By chance the International Club – or Club Internacional d’Andorra as it was then called – was just being formed and so it was agreed that the singers could join en masse. By then we had a proper professional director. René de Knight was a highly intelligent and talented black American jazz pianist who’d been part of the Delta Rhythm Boys back in the 50s. Watch the film Rain Man and you can hear the Boys’ version of Dem Bones on the soundtrack.

Indeed René, in his 90s when we knew him, had a grand story to tell about that. One day he’d had a call from an old friend back in the States. “Hey René, did you know they’re using your ‘Dem Bones’ in Rain Man?” René replied in astonishment, “No!” “Well, they are and you better damn well make them pay you for it!” So René found their contact number and rang. “Hi. My name’s René de Knight from the Delta Rhythm Boys and I hear you used our recording of Dem Bones in the Rain Man film.” “Hell no! Are you really de Knight?” came the reply. “We thought all you guys were dead!”

Also when in his 90s and living here in Andorra, René invented and patented a golf practice mat that worked on the right – or was it the left – side of the brain! But then he came from a talented family. His brother, an artist, had a painting hung in the Metropolitan Museum in New York and his sister was head of one of the country’s top libraries.

It was René who named us the International Singers. Under his direction we grew and collected several more nationalities. We sang parts of a musical he had composed, enjoyed the fervour of singing Gospel and West Side Story and even introduced non-English songs into our repertoire. But eventually René grew disillusioned. We were never going to match up to his own past professional performances and so he retired.

Since then we have had directors from the United States, Holland, France, Andorra (Pyrenees) and Spain. We have sung for local choir aplec’s or gatherings here in Andorra. These are great cultural events aimed at preserving Catalan musical traditions. Often featuring some dozen or more choirs, the day starts with a joint breakfast. Next each choir sings two songs, usually in Catalan, in one or other of the host town’s outside squares.

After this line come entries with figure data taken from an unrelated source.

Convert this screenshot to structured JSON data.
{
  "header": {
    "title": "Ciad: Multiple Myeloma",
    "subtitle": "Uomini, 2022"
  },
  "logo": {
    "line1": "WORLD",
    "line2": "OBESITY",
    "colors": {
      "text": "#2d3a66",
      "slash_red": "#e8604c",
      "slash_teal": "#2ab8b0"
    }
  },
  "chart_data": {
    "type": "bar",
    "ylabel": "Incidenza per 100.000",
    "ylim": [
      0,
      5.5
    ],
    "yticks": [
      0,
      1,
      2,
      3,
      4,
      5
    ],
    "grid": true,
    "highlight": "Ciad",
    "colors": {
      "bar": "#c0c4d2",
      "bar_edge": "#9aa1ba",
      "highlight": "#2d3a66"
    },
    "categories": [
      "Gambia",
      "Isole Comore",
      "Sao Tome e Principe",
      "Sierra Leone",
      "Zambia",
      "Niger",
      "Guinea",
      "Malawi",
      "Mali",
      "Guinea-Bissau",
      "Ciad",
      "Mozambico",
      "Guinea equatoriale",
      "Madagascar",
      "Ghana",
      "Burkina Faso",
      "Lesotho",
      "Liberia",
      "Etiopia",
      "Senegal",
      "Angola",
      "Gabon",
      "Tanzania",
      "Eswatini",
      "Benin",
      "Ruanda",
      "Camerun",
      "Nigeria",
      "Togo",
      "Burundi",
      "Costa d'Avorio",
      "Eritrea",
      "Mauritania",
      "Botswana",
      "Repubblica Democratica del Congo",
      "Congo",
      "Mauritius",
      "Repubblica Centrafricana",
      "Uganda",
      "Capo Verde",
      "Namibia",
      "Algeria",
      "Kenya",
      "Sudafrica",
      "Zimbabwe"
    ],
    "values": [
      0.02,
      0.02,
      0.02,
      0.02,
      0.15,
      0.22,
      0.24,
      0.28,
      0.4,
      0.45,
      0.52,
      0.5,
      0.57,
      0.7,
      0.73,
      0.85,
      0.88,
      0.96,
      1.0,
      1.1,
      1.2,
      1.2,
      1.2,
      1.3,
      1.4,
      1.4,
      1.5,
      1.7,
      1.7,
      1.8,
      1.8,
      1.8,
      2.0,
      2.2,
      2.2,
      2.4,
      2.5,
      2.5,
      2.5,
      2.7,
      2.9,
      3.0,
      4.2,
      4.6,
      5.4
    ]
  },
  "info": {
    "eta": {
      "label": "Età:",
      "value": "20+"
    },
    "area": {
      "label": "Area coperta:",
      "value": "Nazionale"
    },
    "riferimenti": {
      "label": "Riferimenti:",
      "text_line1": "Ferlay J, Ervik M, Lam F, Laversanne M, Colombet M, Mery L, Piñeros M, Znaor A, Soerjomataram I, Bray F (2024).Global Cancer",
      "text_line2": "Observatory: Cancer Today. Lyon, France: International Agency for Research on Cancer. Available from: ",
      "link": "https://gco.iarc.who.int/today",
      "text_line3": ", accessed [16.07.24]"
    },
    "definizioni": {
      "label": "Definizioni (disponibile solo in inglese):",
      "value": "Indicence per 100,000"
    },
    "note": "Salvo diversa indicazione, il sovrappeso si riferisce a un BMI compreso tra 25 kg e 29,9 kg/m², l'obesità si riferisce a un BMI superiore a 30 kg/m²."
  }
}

Then there’s a big ‘family’ lunch followed by a pause before a joint rehearsal in preparation for the grand finale when all 200+ singers cram onto a stage and raise the roof with their rendering of some five songs each conducted by a different choir director. All great fun!

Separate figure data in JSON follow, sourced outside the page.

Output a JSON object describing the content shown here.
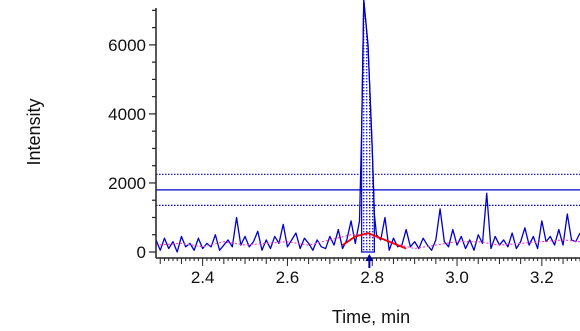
{
  "chart_data": {
    "type": "line",
    "title": "",
    "xlabel": "Time, min",
    "ylabel": "Intensity",
    "xlim": [
      2.29,
      3.29
    ],
    "ylim": [
      0,
      7300
    ],
    "x_ticks": [
      2.4,
      2.6,
      2.8,
      3.0,
      3.2
    ],
    "x_tick_labels": [
      "2.4",
      "2.6",
      "2.8",
      "3.0",
      "3.2"
    ],
    "y_ticks": [
      0,
      2000,
      4000,
      6000
    ],
    "y_tick_labels": [
      "0",
      "2000",
      "4000",
      "6000"
    ],
    "grid": false,
    "legend": "none",
    "series": [
      {
        "style": "solid",
        "color": "#0000cc",
        "x": [
          2.29,
          2.3,
          2.31,
          2.32,
          2.33,
          2.34,
          2.35,
          2.36,
          2.37,
          2.38,
          2.39,
          2.4,
          2.41,
          2.42,
          2.43,
          2.44,
          2.45,
          2.46,
          2.47,
          2.48,
          2.49,
          2.5,
          2.51,
          2.52,
          2.53,
          2.54,
          2.55,
          2.56,
          2.57,
          2.58,
          2.59,
          2.6,
          2.61,
          2.62,
          2.63,
          2.64,
          2.65,
          2.66,
          2.67,
          2.68,
          2.69,
          2.7,
          2.71,
          2.72,
          2.73,
          2.74,
          2.75,
          2.76,
          2.77,
          2.775,
          2.78,
          2.79,
          2.8,
          2.805,
          2.81,
          2.82,
          2.83,
          2.84,
          2.85,
          2.86,
          2.87,
          2.88,
          2.89,
          2.9,
          2.91,
          2.92,
          2.93,
          2.94,
          2.95,
          2.96,
          2.97,
          2.98,
          2.99,
          3.0,
          3.01,
          3.02,
          3.03,
          3.04,
          3.05,
          3.06,
          3.07,
          3.08,
          3.09,
          3.1,
          3.11,
          3.12,
          3.13,
          3.14,
          3.15,
          3.16,
          3.17,
          3.18,
          3.19,
          3.2,
          3.21,
          3.22,
          3.23,
          3.24,
          3.25,
          3.26,
          3.27,
          3.28,
          3.29
        ],
        "y": [
          350,
          50,
          400,
          100,
          300,
          0,
          450,
          150,
          250,
          50,
          400,
          100,
          250,
          150,
          500,
          50,
          200,
          350,
          150,
          1000,
          200,
          450,
          150,
          300,
          600,
          50,
          350,
          100,
          450,
          250,
          800,
          150,
          350,
          550,
          100,
          400,
          250,
          50,
          350,
          150,
          100,
          450,
          200,
          650,
          100,
          350,
          900,
          250,
          900,
          3500,
          7300,
          6000,
          3000,
          1100,
          500,
          350,
          1000,
          50,
          400,
          150,
          200,
          650,
          150,
          300,
          100,
          400,
          200,
          50,
          350,
          1250,
          300,
          150,
          650,
          200,
          450,
          100,
          350,
          50,
          500,
          250,
          1700,
          100,
          450,
          200,
          350,
          150,
          550,
          100,
          300,
          700,
          200,
          450,
          100,
          900,
          300,
          450,
          200,
          650,
          200,
          1100,
          350,
          300,
          550
        ]
      },
      {
        "style": "dotted",
        "color": "#ff33cc",
        "x": [
          2.29,
          2.35,
          2.4,
          2.45,
          2.5,
          2.55,
          2.6,
          2.65,
          2.7,
          2.75,
          2.78,
          2.81,
          2.85,
          2.9,
          2.95,
          3.0,
          3.05,
          3.1,
          3.15,
          3.2,
          3.25,
          3.29
        ],
        "y": [
          200,
          250,
          150,
          300,
          200,
          250,
          300,
          200,
          350,
          500,
          500,
          420,
          250,
          100,
          200,
          300,
          300,
          200,
          250,
          300,
          350,
          300
        ]
      }
    ],
    "baseline": {
      "color": "#ee0000",
      "x": [
        2.73,
        2.76,
        2.79,
        2.82,
        2.85,
        2.88
      ],
      "y": [
        200,
        450,
        550,
        400,
        250,
        100
      ]
    },
    "threshold_lines": [
      {
        "y": 2250,
        "style": "dotted",
        "color": "#0000cc"
      },
      {
        "y": 1800,
        "style": "solid",
        "color": "#0000cc"
      },
      {
        "y": 1350,
        "style": "dotted",
        "color": "#0000cc"
      }
    ],
    "peak_area": {
      "x_start": 2.775,
      "x_end": 2.805,
      "fill": "dotted",
      "color": "#0000cc"
    },
    "peak_marker": {
      "x": 2.805,
      "shape": "arrow-up",
      "color": "#000099"
    }
  }
}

Today our choir’s name has changed to Cor Internacional d’Andorra mainly because ‘Singers’ is not easy for Catalan speakers to pronounce. We continue to boast of our cultural diversity. Right now we have choir members from eleven different national origins: Andorran, Catalan, Chinese, Dutch, English, French, Spanish, Portuguese, Surinamese, Japanese and South Korean.

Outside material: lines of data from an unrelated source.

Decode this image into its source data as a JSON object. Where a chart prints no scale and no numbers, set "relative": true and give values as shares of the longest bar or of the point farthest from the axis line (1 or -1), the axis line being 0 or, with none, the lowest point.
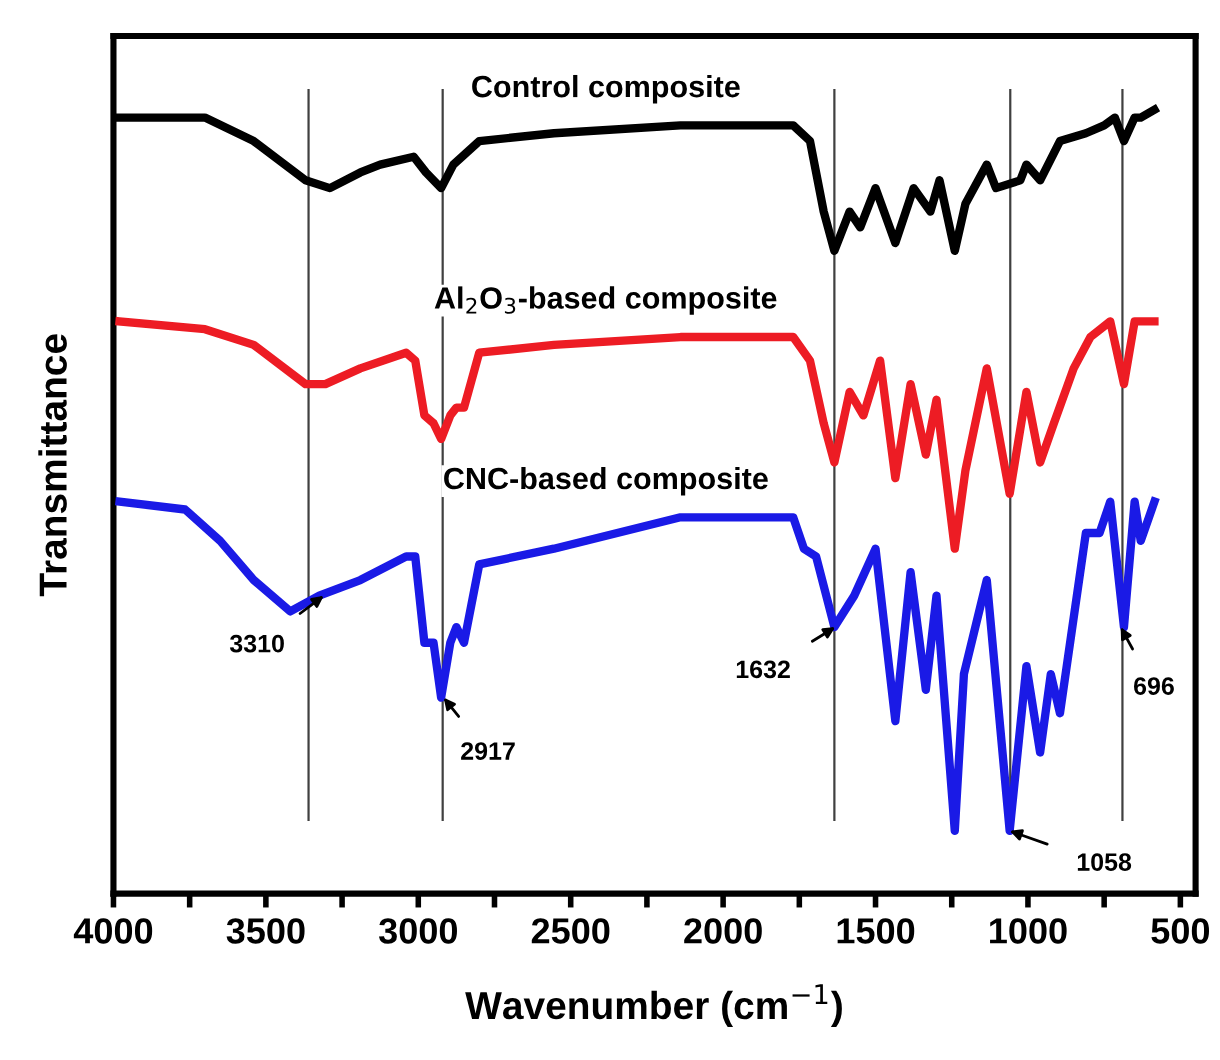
{
  "chart_data": {
    "type": "line",
    "relative": true,
    "xlabel": "Wavenumber (cm$^{−1}$)",
    "ylabel": "Transmittance",
    "xlim": [
      4000,
      450
    ],
    "xticks": [
      4000,
      {
        "value": 3750,
        "label": null
      },
      3500,
      {
        "value": 3250,
        "label": null
      },
      3000,
      {
        "value": 2750,
        "label": null
      },
      2500,
      {
        "value": 2250,
        "label": null
      },
      2000,
      {
        "value": 1750,
        "label": null
      },
      1500,
      {
        "value": 1250,
        "label": null
      },
      1000,
      {
        "value": 750,
        "label": null
      },
      500
    ],
    "tick_labels": "x",
    "grid": false,
    "legend": false,
    "marker": "none",
    "line_style": "solid",
    "series": [
      {
        "name": "Control composite",
        "color": "#000000",
        "x": [
          3980,
          3700,
          3540,
          3370,
          3290,
          3190,
          3125,
          3015,
          2975,
          2925,
          2885,
          2800,
          2555,
          2140,
          1770,
          1715,
          1670,
          1635,
          1585,
          1550,
          1500,
          1435,
          1375,
          1320,
          1290,
          1240,
          1205,
          1135,
          1105,
          1025,
          1005,
          960,
          895,
          810,
          750,
          715,
          685,
          650,
          630,
          585
        ],
        "values": [
          0.99,
          0.99,
          0.96,
          0.91,
          0.9,
          0.92,
          0.93,
          0.94,
          0.92,
          0.9,
          0.93,
          0.96,
          0.97,
          0.98,
          0.98,
          0.96,
          0.87,
          0.82,
          0.87,
          0.85,
          0.9,
          0.83,
          0.9,
          0.87,
          0.91,
          0.82,
          0.88,
          0.93,
          0.9,
          0.91,
          0.93,
          0.91,
          0.96,
          0.97,
          0.98,
          0.99,
          0.96,
          0.99,
          0.99,
          1.0
        ]
      },
      {
        "name": "Al$_{2}$O$_{3}$-based composite",
        "color": "#ed1c24",
        "x": [
          3980,
          3700,
          3540,
          3370,
          3305,
          3190,
          3040,
          3010,
          2980,
          2950,
          2925,
          2895,
          2875,
          2850,
          2800,
          2555,
          2140,
          1770,
          1715,
          1670,
          1635,
          1585,
          1540,
          1485,
          1435,
          1385,
          1335,
          1300,
          1240,
          1205,
          1135,
          1060,
          1005,
          960,
          915,
          850,
          795,
          730,
          685,
          650,
          585
        ],
        "values": [
          0.73,
          0.72,
          0.7,
          0.65,
          0.65,
          0.67,
          0.69,
          0.68,
          0.61,
          0.6,
          0.58,
          0.61,
          0.62,
          0.62,
          0.69,
          0.7,
          0.71,
          0.71,
          0.68,
          0.6,
          0.55,
          0.64,
          0.61,
          0.68,
          0.53,
          0.65,
          0.56,
          0.63,
          0.44,
          0.54,
          0.67,
          0.51,
          0.64,
          0.55,
          0.6,
          0.67,
          0.71,
          0.73,
          0.65,
          0.73,
          0.73
        ]
      },
      {
        "name": "CNC-based composite",
        "color": "#1a1ae6",
        "x": [
          3980,
          3765,
          3650,
          3540,
          3420,
          3325,
          3190,
          3040,
          3010,
          2980,
          2950,
          2925,
          2895,
          2875,
          2850,
          2800,
          2555,
          2140,
          1770,
          1735,
          1695,
          1635,
          1570,
          1500,
          1435,
          1385,
          1335,
          1300,
          1240,
          1210,
          1135,
          1060,
          1005,
          960,
          925,
          895,
          810,
          765,
          730,
          685,
          650,
          630,
          585
        ],
        "values": [
          0.5,
          0.49,
          0.45,
          0.4,
          0.36,
          0.38,
          0.4,
          0.43,
          0.43,
          0.32,
          0.32,
          0.25,
          0.32,
          0.34,
          0.32,
          0.42,
          0.44,
          0.48,
          0.48,
          0.44,
          0.43,
          0.34,
          0.38,
          0.44,
          0.22,
          0.41,
          0.26,
          0.38,
          0.08,
          0.28,
          0.4,
          0.08,
          0.29,
          0.18,
          0.28,
          0.23,
          0.46,
          0.46,
          0.5,
          0.34,
          0.5,
          0.45,
          0.5
        ]
      }
    ],
    "ref_lines": [
      {
        "axis": "x",
        "value": 3360,
        "color": "#404040"
      },
      {
        "axis": "x",
        "value": 2920,
        "color": "#404040"
      },
      {
        "axis": "x",
        "value": 1635,
        "color": "#404040"
      },
      {
        "axis": "x",
        "value": 1058,
        "color": "#404040"
      },
      {
        "axis": "x",
        "value": 690,
        "color": "#404040"
      }
    ],
    "annotations": [
      {
        "text": "3310",
        "x": 3310,
        "y": 0.38
      },
      {
        "text": "2917",
        "x": 2917,
        "y": 0.25
      },
      {
        "text": "1632",
        "x": 1632,
        "y": 0.34
      },
      {
        "text": "1058",
        "x": 1060,
        "y": 0.08
      },
      {
        "text": "696",
        "x": 696,
        "y": 0.34
      }
    ]
  }
}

This Friday you’ve got the great opportunity to join us for our annual celebration and fundraiser, At Home with the Cor Internacional. Much more than just a concert this is when we let our hair down and have fun. First you’ll be welcomed with an aperitif and a wide array of tasty, international pica-pica /finger foods. Whilst sampling to your hearts content you will be approached by one of a cheerful group of raffle ticket sellers (1€ each). This year’s group, too, is typically international. One seller is from England, one from Spain, one from France and one from Catalonia.

In the lobby you’ll see the first three raffle prizes on display, all donated by well known Andorran shops. Down stairs in the theatre at the back of the stage are a good many more. You better be quick at buying your tickets because, come 8.25pm, a bell will ring and all the public and the singers will take the stairs down to the theatre there to be offered a programme with a list of prizes inside and probably the words of one verse of a Korean song to be sung by the public during the show. Don’t worry, we’ll all be singing with you while our South Korean member keeps us in time with her Korean drum.

Our concert, while mainly featuring popular English songs this year, will also feature ones in Latin, French, Japanese, Korean and Zulu.

Entrance tickets are only 5€.

The money raised helps pay our costs for the coming year.